Erythorbyl laurate as a potential food additive with multi-functionalities: Interfacial characteristics and antioxidant activity.

Food Chem

Department of Agricultural Biotechnology, Seoul National University, Seoul 151-921, Republic of Korea; Center for Food and Bioconvergence, and Research Institute of Agriculture and Life Sciences, Seoul National University, Seoul 151-921, Republic of Korea. Electronic address:

Published: January 2017

The interfacial characteristics and antioxidant activities of erythorbyl laurate were investigated to provide information on practical applications as a multi-functional food additive. The critical micelle concentration (CMC) of erythorbyl laurate was 0.101mM and its foam stability was three times (half-life 24.33±0.94h) higher than that of Tween 20 (8.00±1.63h).
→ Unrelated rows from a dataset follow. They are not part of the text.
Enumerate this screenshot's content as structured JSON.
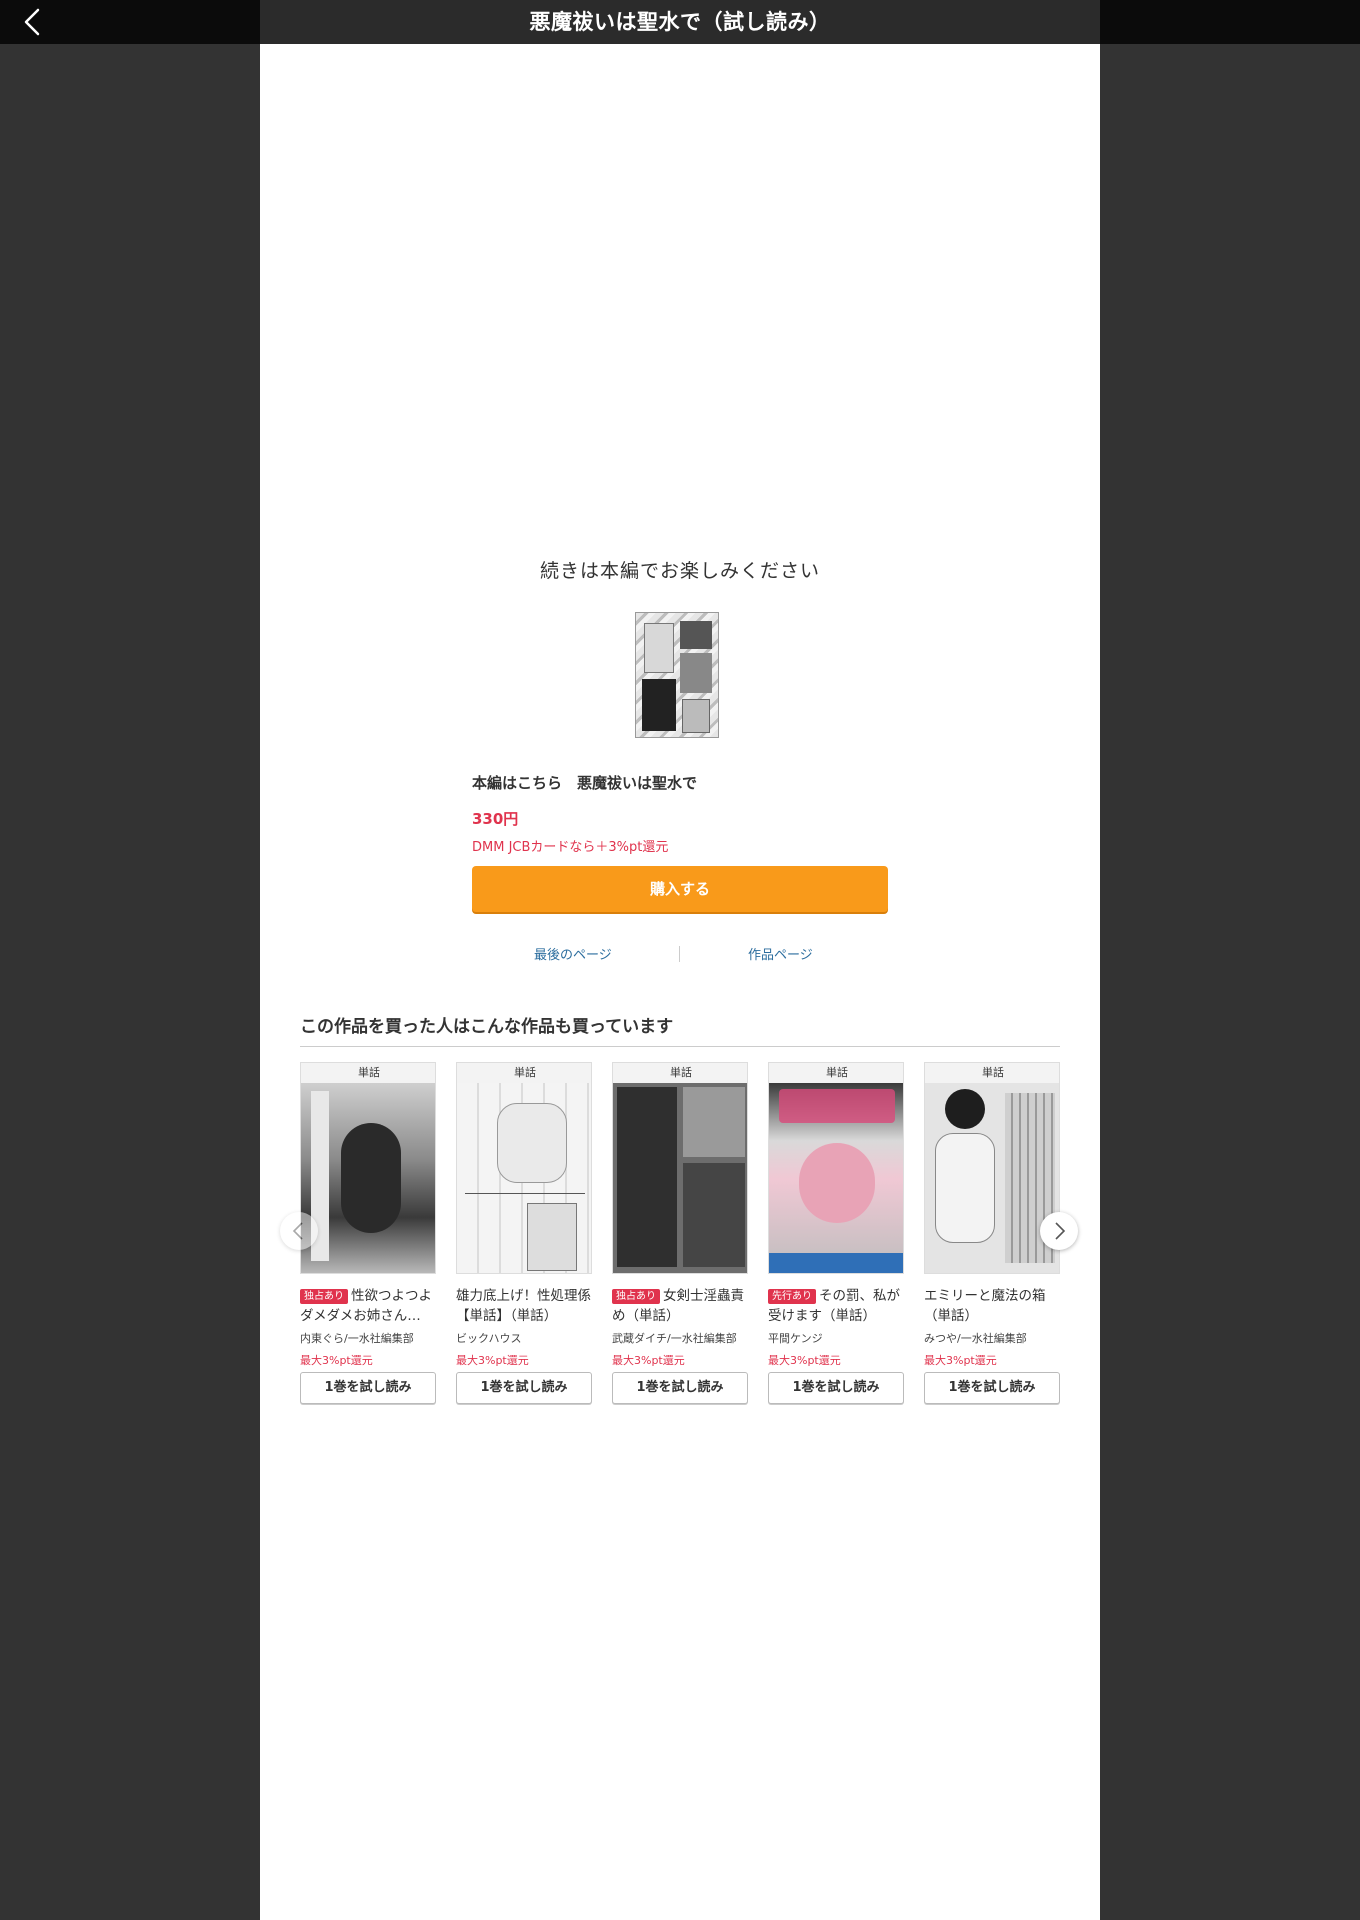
{
  "header": {
    "title": "悪魔祓いは聖水で（試し読み）",
    "back_icon": "chevron-left-icon"
  },
  "end_section": {
    "continue_text": "続きは本編でお楽しみください",
    "product_title": "本編はこちら　悪魔祓いは聖水で",
    "price": "330円",
    "campaign": "DMM JCBカードなら＋3%pt還元",
    "buy_label": "購入する",
    "last_page_link": "最後のページ",
    "work_page_link": "作品ページ"
  },
  "recommendations": {
    "heading": "この作品を買った人はこんな作品も買っています",
    "items": [
      {
        "label": "単話",
        "badge": "独占あり",
        "title": "性欲つよつよダメダメお姉さん…",
        "author": "内東ぐら/一水社編集部",
        "points": "最大3%pt還元",
        "button": "1巻を試し読み"
      },
      {
        "label": "単話",
        "badge": "",
        "title": "雄力底上げ！性処理係【単話】（単話）",
        "author": "ビックハウス",
        "points": "最大3%pt還元",
        "button": "1巻を試し読み"
      },
      {
        "label": "単話",
        "badge": "独占あり",
        "title": "女剣士淫蟲責め（単話）",
        "author": "武蔵ダイチ/一水社編集部",
        "points": "最大3%pt還元",
        "button": "1巻を試し読み"
      },
      {
        "label": "単話",
        "badge": "先行あり",
        "title": "その罰、私が受けます（単話）",
        "author": "平間ケンジ",
        "points": "最大3%pt還元",
        "button": "1巻を試し読み"
      },
      {
        "label": "単話",
        "badge": "",
        "title": "エミリーと魔法の箱（単話）",
        "author": "みつや/一水社編集部",
        "points": "最大3%pt還元",
        "button": "1巻を試し読み"
      }
    ]
  },
  "colors": {
    "accent_orange": "#f99a1a",
    "price_red": "#e0334d",
    "link_blue": "#2b6d9e"
  }
}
In free radical scavenging assay, the negligible decrease in EC50 of erythorbyl laurate compared to erythorbic acid manifested that C-5 selective esterification of erythorbic acid with an acyl group (lauric acid) did not reduce the inherent antioxidant activity of the donor (erythorbic acid). Erythorbyl laurate formed lipid peroxides slower (i.e. retarded oxidation) in an emulsion system than did erythorbic acid. The localization of erythorbyl laurate as an emulsifier allowed the antioxidant molecules to be concentrated at the oil-water interface where oxidation is prevalent, which led to more effective retardation of lipid oxidation.